Put simply – I loved this book!  It really is all kinds of awesome.  It did start slowly, and in fact up until about 40 pages in, I was considering giving up on it), but I’m so glad that I stuck to it.  It is a modernised retelling of Hamlet, but is also a beautiful and incredible story in its own right.  The characters are so beautifully drawn, and Edgar makes for a superb hero, in that he really isn’t a hero at all – he’s just a frightened boy whose safe world is turned upside down, and he tries to work out what has happened and put right all the wrongs.  Sometimes he makes bad choices, and they come back to haunt him, and sometimes he loses his way, but I found it impossible not to root for him throughout the story.  The characters of Trudy, Gar and Claude were also very well depicted – there is no black and white with these characters; none of them are wholly good and none of them are wholly bad, but by the end of the book I certainly felt that I had got to know them well. 
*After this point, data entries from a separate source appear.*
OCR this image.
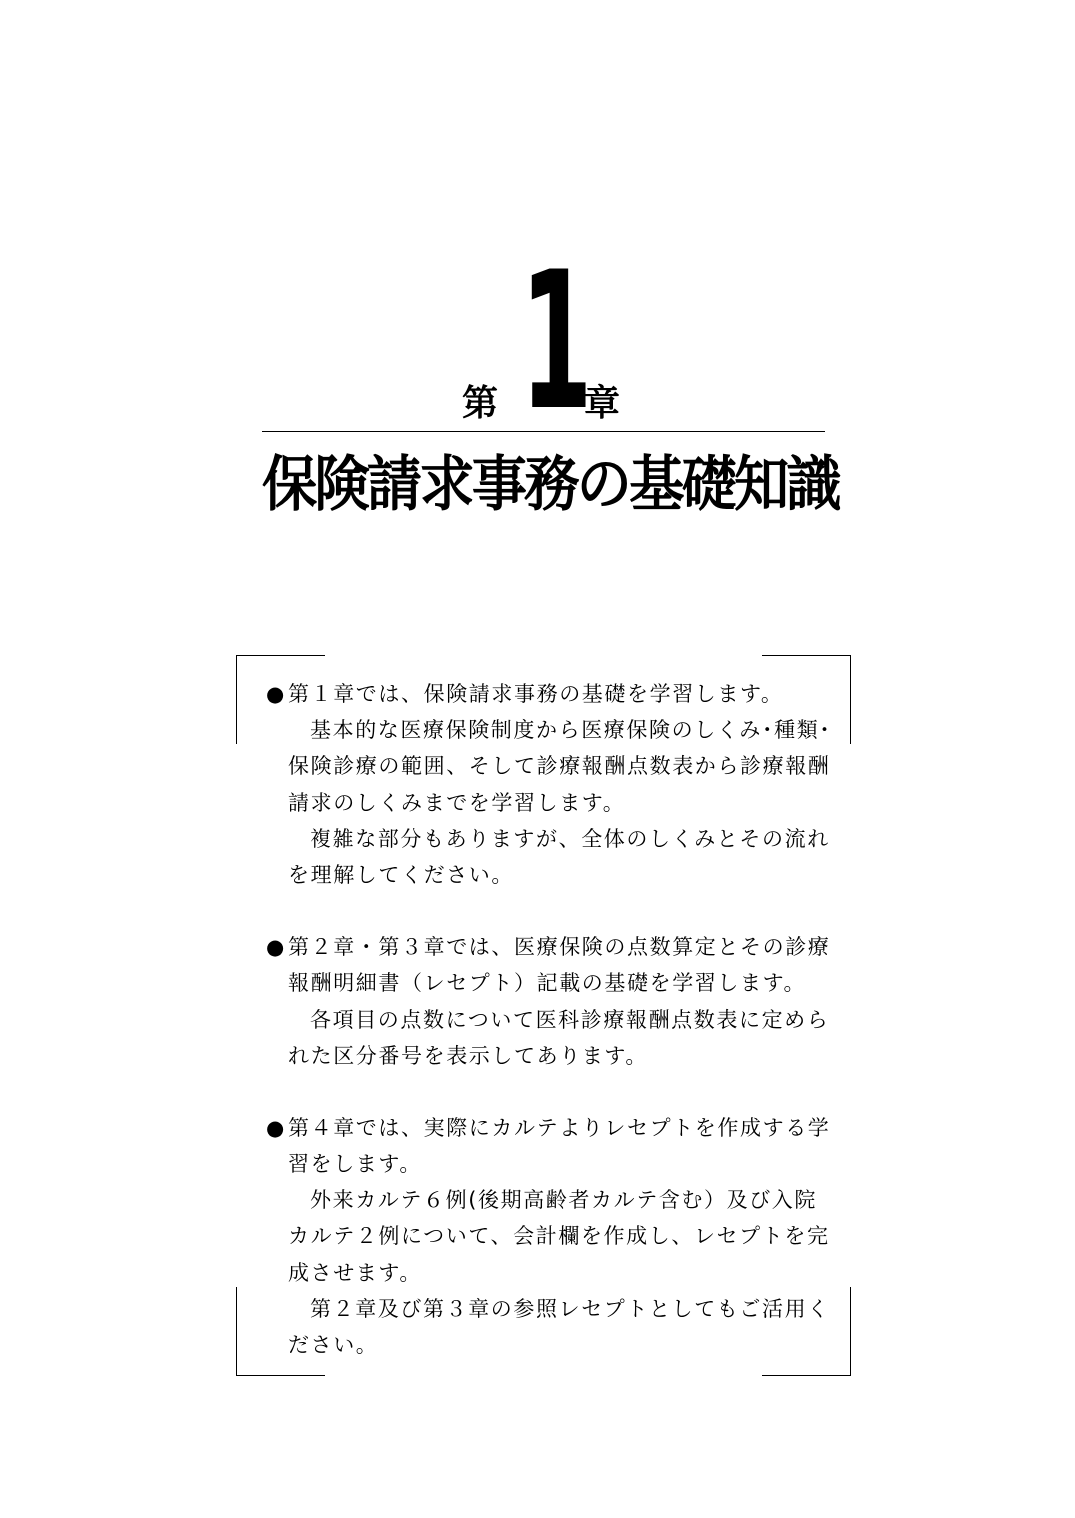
第 1
章
保険請求事務の基礎知識
●第１章では、保険請求事務の基礎を学習します。
基本的な医療保険制度から医療保険のしくみ･種類･
保険診療の範囲、そして診療報酬点数表から診療報酬
請求のしくみまでを学習します。
複雑な部分もありますが、全体のしくみとその流れ
を理解してください。
●第２章・第３章では、医療保険の点数算定とその診療
報酬明細書（レセプト）記載の基礎を学習します。
各項目の点数について医科診療報酬点数表に定めら
れた区分番号を表示してあります。
●第４章では、実際にカルテよりレセプトを作成する学
習をします。
外来カルテ６例(後期高齢者カルテ含む）及び入院
カルテ２例について、会計欄を作成し、レセプトを完
成させます。
第２章及び第３章の参照レセプトとしてもご活用く
ださい。
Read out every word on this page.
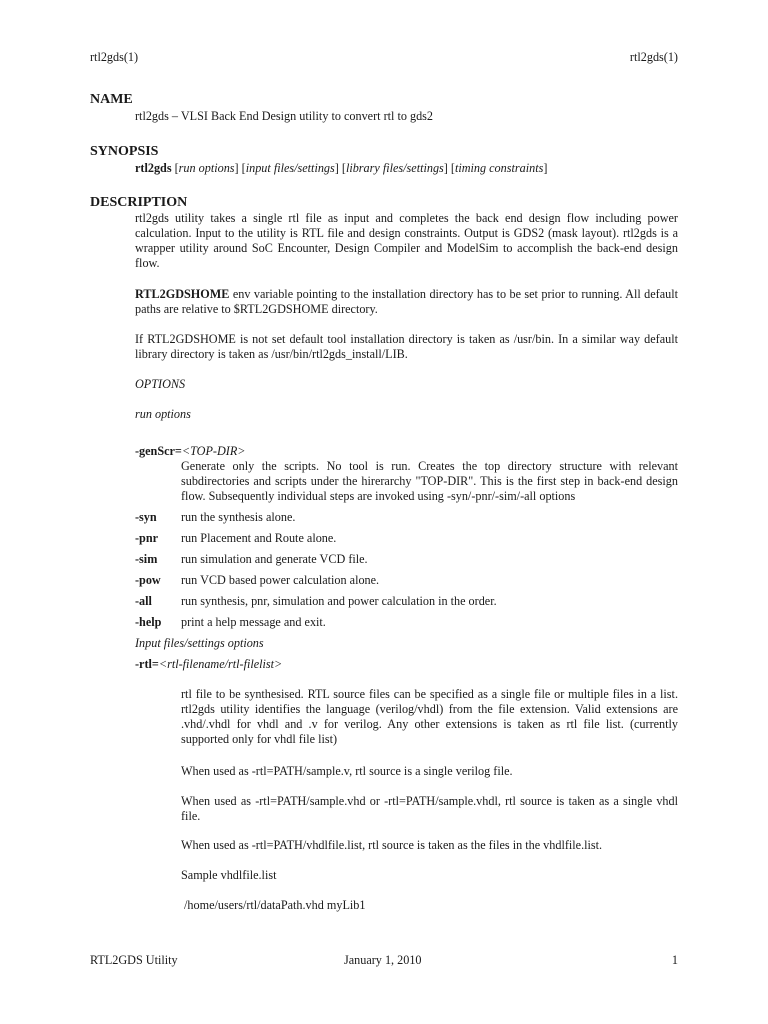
rtl2gds(1)	rtl2gds(1)
NAME
rtl2gds – VLSI Back End Design utility to convert rtl to gds2
SYNOPSIS
rtl2gds [run options] [input files/settings] [library files/settings] [timing constraints]
DESCRIPTION
rtl2gds utility takes a single rtl file as input and completes the back end design flow including power calculation. Input to the utility is RTL file and design constraints. Output is GDS2 (mask layout). rtl2gds is a wrapper utility around SoC Encounter, Design Compiler and ModelSim to accomplish the back-end design flow.
RTL2GDSHOME env variable pointing to the installation directory has to be set prior to running. All default paths are relative to $RTL2GDSHOME directory.
If RTL2GDSHOME is not set default tool installation directory is taken as /usr/bin. In a similar way default library directory is taken as /usr/bin/rtl2gds_install/LIB.
OPTIONS
run options
-genScr=<TOP-DIR>
Generate only the scripts. No tool is run. Creates the top directory structure with relevant subdirectories and scripts under the hirerarchy "TOP-DIR". This is the first step in back-end design flow. Subsequently individual steps are invoked using -syn/-pnr/-sim/-all options
-syn run the synthesis alone.
-pnr run Placement and Route alone.
-sim run simulation and generate VCD file.
-pow run VCD based power calculation alone.
-all run synthesis, pnr, simulation and power calculation in the order.
-help print a help message and exit.
Input files/settings options
-rtl=<rtl-filename/rtl-filelist>
rtl file to be synthesised. RTL source files can be specified as a single file or multiple files in a list. rtl2gds utility identifies the language (verilog/vhdl) from the file extension. Valid extensions are .vhd/.vhdl for vhdl and .v for verilog. Any other extensions is taken as rtl file list. (currently supported only for vhdl file list)
When used as -rtl=PATH/sample.v, rtl source is a single verilog file.
When used as -rtl=PATH/sample.vhd or -rtl=PATH/sample.vhdl, rtl source is taken as a single vhdl file.
When used as -rtl=PATH/vhdlfile.list, rtl source is taken as the files in the vhdlfile.list.
Sample vhdlfile.list
/home/users/rtl/dataPath.vhd myLib1
RTL2GDS Utility	January 1, 2010	1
On teh subject of characters, it’s rare to find a book where dogs’ characters play such a huge part in the storyline, but it works perfectly here.  I fell in love with Edgar’s pet dog Almondine, and loved the short parts of the book that were written from her point of view (in fact, ti was hard not to cry at times).  The relationship between her and Edgar, and the level of feeling between them will be familiar to any dog owner.  While Almondine was more of a pet, the book also talks about the dogs that are raised on the farm, and throughout the story, we get to know some of them very well, and their individual characters also shine through and add to the story.

It is fair to say that the author is a somewhat verbose and ‘wordy’ writer, and often is so descriptive that two or three pages can pass without anything much happening.  But who cares when prose is as enjoyable as this?  The writing is eloquent and often beautiful, and inspired many emotions in me while I was reading this book.

In short, this book is one of those stories that only comes along very rarely – one that lingers in the mind long after you have turned the last page of the book.  highly, highly recommended.